Model Evaluation Metrics
Duration: 5 min
This module delves into the various metrics used to evaluate machine learning models. Understanding these metrics is crucial for assessing the performance and effectiveness of your models, enabling you to make informed decisions and improvements.
Understanding Accuracy
Accuracy is one of the most straightforward metrics for evaluating classification models. It represents the proportion of correct predictions (both true positives and true negatives) among the total number of cases examined. While easy to interpret, accuracy can be misleading in imbalanced datasets.
from sklearn.metrics import accuracy_score
y_true = [0, 1, 2, 2, 2]
y_pred = [0, 0, 2, 2, 1]
# Calculate accuracy
accuracy = accuracy_score(y_true, y_pred)

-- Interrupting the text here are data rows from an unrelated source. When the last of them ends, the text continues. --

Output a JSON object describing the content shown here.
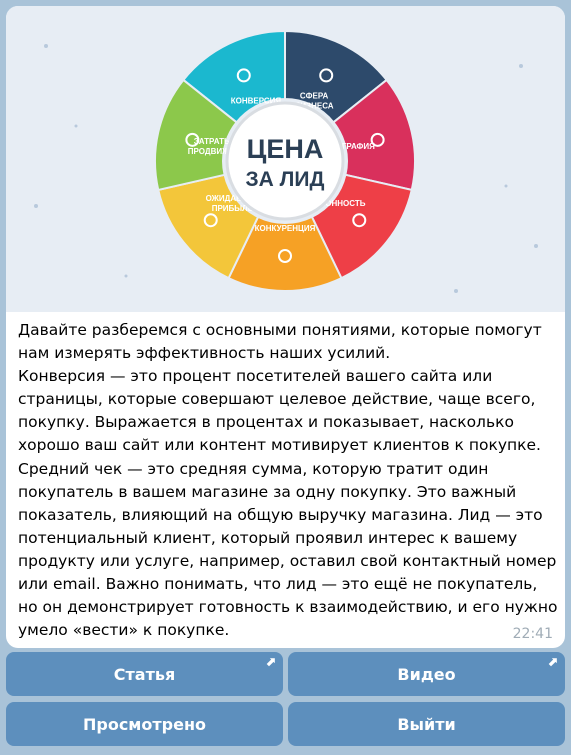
{
  "message": {
    "image": {
      "center_title_line1": "ЦЕНА",
      "center_title_line2": "ЗА ЛИД",
      "segments": [
        {
          "label": "КОНВЕРСИЯ",
          "color": "#1bb8cf",
          "icon": "chart-icon"
        },
        {
          "label": "СФЕРА БИЗНЕСА",
          "color": "#2d4a6b",
          "icon": "bank-icon"
        },
        {
          "label": "ГЕОГРАФИЯ",
          "color": "#d9305c",
          "icon": "globe-icon"
        },
        {
          "label": "СЕЗОННОСТЬ",
          "color": "#ee3f47",
          "icon": "beach-icon"
        },
        {
          "label": "КОНКУРЕНЦИЯ",
          "color": "#f6a125",
          "icon": "target-icon"
        },
        {
          "label": "ОЖИДАЕМАЯ ПРИБЫЛЬ",
          "color": "#f3c63a",
          "icon": "money-bag-icon"
        },
        {
          "label": "ЗАТРАТЫ НА ПРОДВИЖЕНИЕ",
          "color": "#8cc84b",
          "icon": "cycle-icon"
        }
      ]
    },
    "text": "Давайте разберемся с основными понятиями, которые помогут нам измерять эффективность наших усилий.\nКонверсия — это процент посетителей вашего сайта или страницы, которые совершают целевое действие, чаще всего, покупку. Выражается в процентах и показывает, насколько хорошо ваш сайт или контент мотивирует клиентов к покупке. Средний чек — это средняя сумма, которую тратит один покупатель в вашем магазине за одну покупку. Это важный показатель, влияющий на общую выручку магазина. Лид — это потенциальный клиент, который проявил интерес к вашему продукту или услуге, например, оставил свой контактный номер или email. Важно понимать, что лид — это ещё не покупатель, но он демонстрирует готовность к взаимодействию, и его нужно умело «вести» к покупке.",
    "time": "22:41"
  },
  "buttons": {
    "article": "Статья",
    "video": "Видео",
    "viewed": "Просмотрено",
    "exit": "Выйти",
    "link_arrow": "⬈"
  },
  "colors": {
    "chat_background": "#a9c3d8",
    "button": "#5d8fbd",
    "card_background": "#ffffff"
  }
}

print(f'Accuracy: {accuracy}')Accuracy: 0.6Exploring Precision and Recall
Precision and recall are essential metrics for evaluating the performance of classification models, especially in imbalanced datasets. Precision measures the proportion of true positive predictions among all positive predictions, while recall measures the proportion of true positive predictions among all actual positives.
from sklearn.metrics import precision_score, recall_score
y_true = [0, 1, 2, 2, 2]
y_pred = [0, 0, 2, 2, 1]
# Calculate precision and recall
precision = precision_score(y_true, y_pred, average='macro')
recall = recall_score(y_true, y_pred, average='macro')
print(f'Precision: {precision}')
print(f'Recall: {recall}')💡 Tip: When dealing with imbalanced datasets, consider using metrics like precision, recall, and the F1 score instead of accuracy to get a more comprehensive understanding of your model's performance.
❓ What does the accuracy metric measure?
❓ Which metric is better suited for imbalanced datasets?
Key Concepts
| Concept | Description |
|---|---|
| Accuracy | Core principle in this module |
| Precision | Core principle in this module |
| Recall | Core principle in this module |
| F1-Score | Core principle in this module |
Check Your Understanding
❓ How does Model handle edge cases?
❓ What is the computational complexity of Model?
❓ Which hyperparameter is most critical for Model?